De acordo com executivos da agricultura e economistas consultados, a execução da política de deportações em massa poderá resultar em um aumento significativo nos preços dos alimentos. Chuck Conner, presidente do Conselho Nacional de Cooperativas Agrícolas, afirma que a redução da força de trabalho levará, inevitavelmente, a uma diminuição na produção agrícola, resultando em preços mais altos. A lógica é clara: Menos trabalhadores significam menos produção e, portanto, preços mais altos no mercado.
Impacto devastador na produção agrícola
Em um panorama onde, nos anos de 2018 a 2020, apenas 36% dos trabalhadores nas lavouras eram cidadãos norte-americanos e 23% eram imigrantes autorizados, conforme dados do Departamento de Agricultura dos EUA, a dependência da mão de obra indocumentada se torna evidente. Com milhares de trabalhadores no setor agrícola em risco de deportação, a capacidade de colheita de produtos como frutas e hortaliças pode ser severamente impactada.
Fred Leitz, proprietário de uma fazenda familiar em Michigan, destacou que a falta de trabalhadores resultaria em colheitas não realizadas, afetando a economia agrícola de forma devastadora. Ele ilustra o ponto ao dizer que “não se vai plantar nada que não se possa colher e vender”, sublinhando a premência da questão. Atualmente, estima-se que existem cerca de 11 milhões de imigrantes indocumentados residindo nos Estados Unidos, com quase 300 mil deles empregados diretamente na agricultura, evidenciando a crítica situação que a indústria enfrentaria com a implementação das promessas de deportação.
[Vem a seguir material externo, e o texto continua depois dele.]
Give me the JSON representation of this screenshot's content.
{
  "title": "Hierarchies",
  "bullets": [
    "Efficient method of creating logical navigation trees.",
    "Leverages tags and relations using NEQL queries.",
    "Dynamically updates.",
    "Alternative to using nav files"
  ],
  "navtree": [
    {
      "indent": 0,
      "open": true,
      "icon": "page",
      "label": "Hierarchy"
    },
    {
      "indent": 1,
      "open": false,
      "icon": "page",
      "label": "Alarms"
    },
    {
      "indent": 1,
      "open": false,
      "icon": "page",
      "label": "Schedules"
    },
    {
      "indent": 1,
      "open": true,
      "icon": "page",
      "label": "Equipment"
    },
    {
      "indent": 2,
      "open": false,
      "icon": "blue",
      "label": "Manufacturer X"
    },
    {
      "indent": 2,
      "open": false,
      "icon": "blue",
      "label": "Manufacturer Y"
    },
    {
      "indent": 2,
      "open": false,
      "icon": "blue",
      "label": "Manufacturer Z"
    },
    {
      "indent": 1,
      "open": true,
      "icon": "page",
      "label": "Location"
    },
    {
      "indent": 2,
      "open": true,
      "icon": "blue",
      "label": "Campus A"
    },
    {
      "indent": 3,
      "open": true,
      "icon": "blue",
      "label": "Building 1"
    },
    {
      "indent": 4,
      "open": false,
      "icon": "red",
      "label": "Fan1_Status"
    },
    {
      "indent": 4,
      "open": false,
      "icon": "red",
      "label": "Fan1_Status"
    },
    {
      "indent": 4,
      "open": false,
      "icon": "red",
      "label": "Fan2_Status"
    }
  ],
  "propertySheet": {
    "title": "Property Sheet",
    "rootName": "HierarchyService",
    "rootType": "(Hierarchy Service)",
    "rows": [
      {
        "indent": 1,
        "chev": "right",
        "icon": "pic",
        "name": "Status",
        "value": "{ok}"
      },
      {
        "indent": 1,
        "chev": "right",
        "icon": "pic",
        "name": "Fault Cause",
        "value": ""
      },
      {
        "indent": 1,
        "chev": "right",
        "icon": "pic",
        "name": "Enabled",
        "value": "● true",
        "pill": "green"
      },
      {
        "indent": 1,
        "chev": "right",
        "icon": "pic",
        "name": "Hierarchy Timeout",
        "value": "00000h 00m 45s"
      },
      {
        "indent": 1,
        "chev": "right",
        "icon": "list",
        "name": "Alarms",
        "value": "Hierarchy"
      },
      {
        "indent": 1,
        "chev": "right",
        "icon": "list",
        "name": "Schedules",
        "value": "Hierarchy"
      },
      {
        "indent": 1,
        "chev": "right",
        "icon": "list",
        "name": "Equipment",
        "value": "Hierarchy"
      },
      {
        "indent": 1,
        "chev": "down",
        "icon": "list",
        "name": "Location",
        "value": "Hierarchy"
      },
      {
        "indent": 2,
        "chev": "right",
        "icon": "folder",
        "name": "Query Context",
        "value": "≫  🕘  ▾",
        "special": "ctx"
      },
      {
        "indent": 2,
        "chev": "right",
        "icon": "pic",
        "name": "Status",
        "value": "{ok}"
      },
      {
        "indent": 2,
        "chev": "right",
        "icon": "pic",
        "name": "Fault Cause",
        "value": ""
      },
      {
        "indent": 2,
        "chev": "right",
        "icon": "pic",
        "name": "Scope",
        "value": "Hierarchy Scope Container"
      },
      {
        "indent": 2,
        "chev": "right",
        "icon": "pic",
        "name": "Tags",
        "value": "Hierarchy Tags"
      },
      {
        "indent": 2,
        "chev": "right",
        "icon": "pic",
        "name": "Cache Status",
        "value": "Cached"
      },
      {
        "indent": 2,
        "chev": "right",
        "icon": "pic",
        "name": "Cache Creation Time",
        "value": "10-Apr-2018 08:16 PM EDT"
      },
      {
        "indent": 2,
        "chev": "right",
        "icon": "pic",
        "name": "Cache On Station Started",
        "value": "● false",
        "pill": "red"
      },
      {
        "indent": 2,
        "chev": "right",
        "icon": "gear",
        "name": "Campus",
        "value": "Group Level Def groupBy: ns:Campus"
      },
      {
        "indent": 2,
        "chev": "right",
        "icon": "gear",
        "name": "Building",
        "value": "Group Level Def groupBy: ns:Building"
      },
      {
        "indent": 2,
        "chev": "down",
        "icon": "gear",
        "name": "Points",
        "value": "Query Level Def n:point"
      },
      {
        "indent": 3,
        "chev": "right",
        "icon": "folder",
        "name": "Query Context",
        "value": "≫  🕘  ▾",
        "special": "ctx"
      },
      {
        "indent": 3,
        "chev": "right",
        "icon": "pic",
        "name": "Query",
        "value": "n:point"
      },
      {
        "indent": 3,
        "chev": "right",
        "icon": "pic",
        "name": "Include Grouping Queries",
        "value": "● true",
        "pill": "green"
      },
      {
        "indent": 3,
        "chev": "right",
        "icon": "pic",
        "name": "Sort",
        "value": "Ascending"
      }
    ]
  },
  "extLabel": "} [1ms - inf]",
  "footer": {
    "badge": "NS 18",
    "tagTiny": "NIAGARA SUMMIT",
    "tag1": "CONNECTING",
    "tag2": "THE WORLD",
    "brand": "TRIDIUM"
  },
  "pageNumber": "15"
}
Surtos de preços devido à escassez de mão de obra
Além das colheitas, as áreas de processamento de alimentos e matadouros são igualmente afetadas. Aproximadamente 1,7 milhões de indocumentados estão envolvidos em toda a cadeia de suprimento alimentar, desde a produção de carne até o processamento de vegetais. A severidade da escassez de mão de obra resultante de deportações em massa pode causar uma escalada nos preços dos alimentos básicos. Mark Zandi, economista-chefe da Moody’s Analytics, enfatiza que não há dúvidas de que a deportação em massa irá perturbar a indústria agrícola e de processamento de alimentos, resultando em escassez de mão de obra e, consequentemente, em custos mais elevados para o consumidor.
Vale ressaltar que a política de Trump não só poderia impulsionar o aumento dos preços, mas também poderia ser agravada por outras propostas da sua agenda, como tarifas massivas sobre mercadorias importadas. Os Estados Unidos importam uma grande variedade de alimentos de outros países, e uma tarifa de 20%, proposta por Trump, pode tornar esses produtos ainda mais caros, expondo os consumidores a aumentos de preços sem precedentes.
A incerteza acerca de como essas políticas serão implementadas permanece. Existe a possibilidade de que Trump ajuste suas promessas para evitar reavivar a inflação. Além disso, barreiras legais e problemas logísticos podem atrasar ou complicar a execução de suas promessas de deportação em massa.
Expectativas do consumidor em relação a alimentos
O consumo de alimentos que exigem trabalho manual, como frutas e vegetais, estará particularmente exposto a aumentos de preços. Produtos como maçãs, morangos, tomates e alface, que geralmente requerem colheita manual, poderão ter seus preços elevados. Além disso, itens que envolvem o manejo de animais, como produtos de carne e laticínios, também deverão sofrer aumentos. Em estados como Idaho, aproximadamente 90% do trabalho na indústria de laticínios é realizado por trabalhadores estrangeiros, evidenciando como a escassez de mão de obra pode afetar o mercado de varejo.
Por outro lado, defensores da deportação acreditam que a expulsão de imigrantes pode ajudar a solucionar a crise de acessibilidade ao reduzir a demanda por alimentos. Entretanto, especialistas como Zeke Hernandez, professor de economia da Wharton School da Universidade da Pensilvânia, rejeitam essa ideia, argumentando que a economia depende fundamentalmente da contribuição dos imigrantes.
A necessidade de uma força de trabalho imigrante
A discussão sobre a necessidade de uma força de trabalho imigrante na agricultura norte-americana é uma questão crítica. Com a baixa taxa de desemprego, trabalhadores nativos que estão disponíveis para realizar esses trabalhos são escassos. As posições no setor agrícola são percebidas como trabalhos difíceis e sazonalmente instáveis, e a maioria da população nativa não está disposta a preencher essas vagas.
Em conclusão, a abordagem de Trump e suas promessas de deportação em massa podem não tratar a crise de acessibilidade nos preços dos alimentos como pretendido, mas sim exacerbar essa questão. A interdependência entre a mão de obra indocumentada e a produção alimentar necessária para manter os preços acessíveis é evidente. A falta de trabalhadores pode levar a um aumento significativo nos custos para os consumidores, criando uma situação complicada que exigirá solução e compreensão para evitar uma crise de acessibilidade ainda maior nos próximos anos.